Mizuho Financial Group raised its full-year profit forecast and announced a stock buyback after first-half results were boosted by lending income and gains from sales of shareholdings.
Japan’s third-biggest bank now expects net income to reach a record ¥820 billion ($5.3 billion) in the year ending March, up from its previous forecast of ¥750 billion. Profit rose 36% in the first half from a year earlier to ¥566.1 billion, it said Thursday.
Mizuho plans to buy back as much as ¥100 billion in shares through mid-March next year and cancel them.
Mizuho kicks off the earnings season for the nation’s top three lenders, which are expected to post bumper results after the Bank of Japan started raising interest rates following years of ultraeasy monetary policy. Mitsubishi UFJ Financial Group and Sumitomo Mitsui Financial Group are set to report later on Thursday.

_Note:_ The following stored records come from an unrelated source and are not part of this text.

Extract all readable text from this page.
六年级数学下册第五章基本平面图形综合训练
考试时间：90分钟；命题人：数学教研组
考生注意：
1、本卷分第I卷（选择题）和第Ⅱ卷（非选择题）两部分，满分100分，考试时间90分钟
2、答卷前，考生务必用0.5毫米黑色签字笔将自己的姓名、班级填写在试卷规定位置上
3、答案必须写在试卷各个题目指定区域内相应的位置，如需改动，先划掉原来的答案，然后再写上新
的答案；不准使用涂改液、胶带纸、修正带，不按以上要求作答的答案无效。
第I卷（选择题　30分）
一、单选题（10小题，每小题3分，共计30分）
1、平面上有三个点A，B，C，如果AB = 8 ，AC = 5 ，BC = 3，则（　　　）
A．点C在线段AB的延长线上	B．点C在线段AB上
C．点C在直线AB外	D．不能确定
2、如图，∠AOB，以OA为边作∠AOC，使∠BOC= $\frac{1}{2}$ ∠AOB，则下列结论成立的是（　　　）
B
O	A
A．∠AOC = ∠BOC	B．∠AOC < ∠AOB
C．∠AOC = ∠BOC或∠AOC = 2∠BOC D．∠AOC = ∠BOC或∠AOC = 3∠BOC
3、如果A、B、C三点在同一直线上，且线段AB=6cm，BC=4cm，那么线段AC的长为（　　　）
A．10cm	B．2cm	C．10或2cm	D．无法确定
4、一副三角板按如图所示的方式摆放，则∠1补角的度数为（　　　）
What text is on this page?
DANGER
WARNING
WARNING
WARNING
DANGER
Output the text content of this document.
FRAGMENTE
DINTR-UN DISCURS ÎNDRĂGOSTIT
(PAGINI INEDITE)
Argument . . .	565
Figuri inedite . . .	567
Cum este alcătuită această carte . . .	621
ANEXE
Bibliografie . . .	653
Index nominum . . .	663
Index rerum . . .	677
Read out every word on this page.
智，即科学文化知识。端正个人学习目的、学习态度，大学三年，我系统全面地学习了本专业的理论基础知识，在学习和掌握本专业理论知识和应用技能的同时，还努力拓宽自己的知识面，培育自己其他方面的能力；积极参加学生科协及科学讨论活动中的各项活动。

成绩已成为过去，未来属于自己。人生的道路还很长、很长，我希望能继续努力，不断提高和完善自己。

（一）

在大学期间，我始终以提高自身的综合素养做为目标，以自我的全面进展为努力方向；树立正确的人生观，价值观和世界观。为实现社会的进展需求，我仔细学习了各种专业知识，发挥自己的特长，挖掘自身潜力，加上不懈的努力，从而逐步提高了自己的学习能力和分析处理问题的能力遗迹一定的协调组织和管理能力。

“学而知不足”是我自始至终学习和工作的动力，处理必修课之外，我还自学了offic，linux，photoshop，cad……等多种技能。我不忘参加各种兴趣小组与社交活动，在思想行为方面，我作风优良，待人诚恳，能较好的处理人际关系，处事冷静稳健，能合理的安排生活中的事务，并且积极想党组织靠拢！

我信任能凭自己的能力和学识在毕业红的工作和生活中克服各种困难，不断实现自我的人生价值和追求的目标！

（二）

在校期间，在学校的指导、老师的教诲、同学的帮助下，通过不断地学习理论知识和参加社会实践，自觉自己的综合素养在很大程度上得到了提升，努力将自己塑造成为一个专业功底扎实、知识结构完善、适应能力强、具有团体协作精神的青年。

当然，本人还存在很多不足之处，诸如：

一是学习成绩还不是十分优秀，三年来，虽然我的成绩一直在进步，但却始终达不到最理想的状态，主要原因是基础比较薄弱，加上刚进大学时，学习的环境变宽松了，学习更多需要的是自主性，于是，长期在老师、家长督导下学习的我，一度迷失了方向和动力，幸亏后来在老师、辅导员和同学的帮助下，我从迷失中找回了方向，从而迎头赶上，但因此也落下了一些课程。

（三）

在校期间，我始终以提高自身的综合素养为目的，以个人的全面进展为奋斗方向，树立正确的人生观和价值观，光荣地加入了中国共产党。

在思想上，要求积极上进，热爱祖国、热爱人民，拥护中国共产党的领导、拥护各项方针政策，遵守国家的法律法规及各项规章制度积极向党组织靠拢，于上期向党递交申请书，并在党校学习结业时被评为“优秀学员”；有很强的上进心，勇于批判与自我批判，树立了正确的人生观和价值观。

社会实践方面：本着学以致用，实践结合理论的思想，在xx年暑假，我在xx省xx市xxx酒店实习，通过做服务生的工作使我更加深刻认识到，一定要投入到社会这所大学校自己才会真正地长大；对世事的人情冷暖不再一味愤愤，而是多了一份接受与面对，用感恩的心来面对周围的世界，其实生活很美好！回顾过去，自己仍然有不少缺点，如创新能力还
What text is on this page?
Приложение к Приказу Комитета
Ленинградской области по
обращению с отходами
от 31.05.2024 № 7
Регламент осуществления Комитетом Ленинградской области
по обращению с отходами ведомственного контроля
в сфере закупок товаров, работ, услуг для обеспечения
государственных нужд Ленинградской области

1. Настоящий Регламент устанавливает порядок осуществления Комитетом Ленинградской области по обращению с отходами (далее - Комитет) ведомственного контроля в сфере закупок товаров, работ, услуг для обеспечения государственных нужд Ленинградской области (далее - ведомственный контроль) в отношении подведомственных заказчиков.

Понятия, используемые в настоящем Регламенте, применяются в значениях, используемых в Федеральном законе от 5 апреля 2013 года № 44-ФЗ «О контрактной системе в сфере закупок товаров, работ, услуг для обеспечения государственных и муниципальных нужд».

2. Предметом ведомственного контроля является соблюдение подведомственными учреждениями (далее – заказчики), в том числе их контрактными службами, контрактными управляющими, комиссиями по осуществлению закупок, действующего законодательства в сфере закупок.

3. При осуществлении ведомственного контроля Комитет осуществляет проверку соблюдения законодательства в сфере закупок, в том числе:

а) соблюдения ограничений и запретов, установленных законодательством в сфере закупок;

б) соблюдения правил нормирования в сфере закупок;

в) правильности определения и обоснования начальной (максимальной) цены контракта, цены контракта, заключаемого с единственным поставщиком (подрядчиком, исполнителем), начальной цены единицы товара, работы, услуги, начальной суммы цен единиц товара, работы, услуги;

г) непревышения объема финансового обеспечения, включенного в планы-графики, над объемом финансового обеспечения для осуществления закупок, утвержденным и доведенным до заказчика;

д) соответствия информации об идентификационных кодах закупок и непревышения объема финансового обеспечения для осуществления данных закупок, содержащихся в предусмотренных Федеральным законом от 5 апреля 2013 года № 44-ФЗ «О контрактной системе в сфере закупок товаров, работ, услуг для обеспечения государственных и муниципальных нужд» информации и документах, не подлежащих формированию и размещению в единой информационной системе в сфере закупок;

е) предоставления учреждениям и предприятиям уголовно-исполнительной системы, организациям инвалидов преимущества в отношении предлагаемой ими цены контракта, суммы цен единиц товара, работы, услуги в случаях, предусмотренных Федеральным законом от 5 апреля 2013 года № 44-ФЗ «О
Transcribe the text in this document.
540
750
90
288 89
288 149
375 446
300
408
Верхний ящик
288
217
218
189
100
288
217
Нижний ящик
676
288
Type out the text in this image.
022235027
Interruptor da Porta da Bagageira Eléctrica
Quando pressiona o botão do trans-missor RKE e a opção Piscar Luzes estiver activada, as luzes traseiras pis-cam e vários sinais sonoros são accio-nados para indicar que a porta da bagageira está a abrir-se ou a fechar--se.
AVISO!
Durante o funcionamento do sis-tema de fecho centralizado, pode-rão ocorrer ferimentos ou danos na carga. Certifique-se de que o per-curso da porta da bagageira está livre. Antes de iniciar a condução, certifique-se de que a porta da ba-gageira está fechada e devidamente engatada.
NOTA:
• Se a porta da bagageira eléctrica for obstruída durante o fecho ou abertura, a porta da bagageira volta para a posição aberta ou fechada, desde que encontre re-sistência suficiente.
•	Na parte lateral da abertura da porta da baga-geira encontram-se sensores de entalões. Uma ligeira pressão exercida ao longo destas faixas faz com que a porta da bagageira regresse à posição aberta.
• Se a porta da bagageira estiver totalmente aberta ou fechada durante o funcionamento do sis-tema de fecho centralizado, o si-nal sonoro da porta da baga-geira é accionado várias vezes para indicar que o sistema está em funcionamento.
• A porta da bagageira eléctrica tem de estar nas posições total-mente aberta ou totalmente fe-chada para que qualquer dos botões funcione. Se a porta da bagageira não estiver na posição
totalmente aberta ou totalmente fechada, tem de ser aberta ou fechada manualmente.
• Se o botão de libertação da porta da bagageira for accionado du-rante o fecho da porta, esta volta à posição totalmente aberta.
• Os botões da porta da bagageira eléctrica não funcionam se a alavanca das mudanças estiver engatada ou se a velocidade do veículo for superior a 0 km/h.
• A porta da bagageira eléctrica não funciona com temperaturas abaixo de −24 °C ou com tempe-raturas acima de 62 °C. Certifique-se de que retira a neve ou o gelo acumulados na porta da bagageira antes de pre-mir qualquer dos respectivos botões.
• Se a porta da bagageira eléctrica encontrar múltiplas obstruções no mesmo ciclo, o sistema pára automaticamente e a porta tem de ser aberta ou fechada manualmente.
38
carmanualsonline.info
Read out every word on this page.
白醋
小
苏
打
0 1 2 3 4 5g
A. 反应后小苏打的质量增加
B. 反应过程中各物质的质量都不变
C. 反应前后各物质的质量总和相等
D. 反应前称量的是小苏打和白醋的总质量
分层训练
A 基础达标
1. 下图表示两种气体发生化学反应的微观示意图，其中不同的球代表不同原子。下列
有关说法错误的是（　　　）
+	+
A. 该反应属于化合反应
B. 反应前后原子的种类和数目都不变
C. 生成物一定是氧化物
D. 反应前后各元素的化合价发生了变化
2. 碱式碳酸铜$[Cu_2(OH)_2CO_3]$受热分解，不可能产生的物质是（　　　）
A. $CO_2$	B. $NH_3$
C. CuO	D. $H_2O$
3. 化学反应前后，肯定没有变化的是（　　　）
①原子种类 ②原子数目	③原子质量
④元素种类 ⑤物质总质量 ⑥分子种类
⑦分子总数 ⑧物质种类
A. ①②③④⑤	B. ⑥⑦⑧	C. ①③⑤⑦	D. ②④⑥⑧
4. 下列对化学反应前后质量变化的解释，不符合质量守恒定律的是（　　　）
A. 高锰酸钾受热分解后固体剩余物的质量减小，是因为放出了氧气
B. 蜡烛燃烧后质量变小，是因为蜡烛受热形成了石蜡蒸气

After being squeezed by rock-bottom rates for more than a decade, the banks’ domestic lending income is expected to expand because they can charge relatively more on loans than they pay for deposits. A weaker yen is providing another tailwind by boosting the value of earnings generated abroad, where the lenders have been expanding for years.
They are also benefiting from the country’s renewed push to unwind cross-shareholdings. The banks still own billions of dollars worth of corporate clients’ shares, and divesting such holdings will generate additional profits, particularly at a time when Japanese stocks are trading near a record high.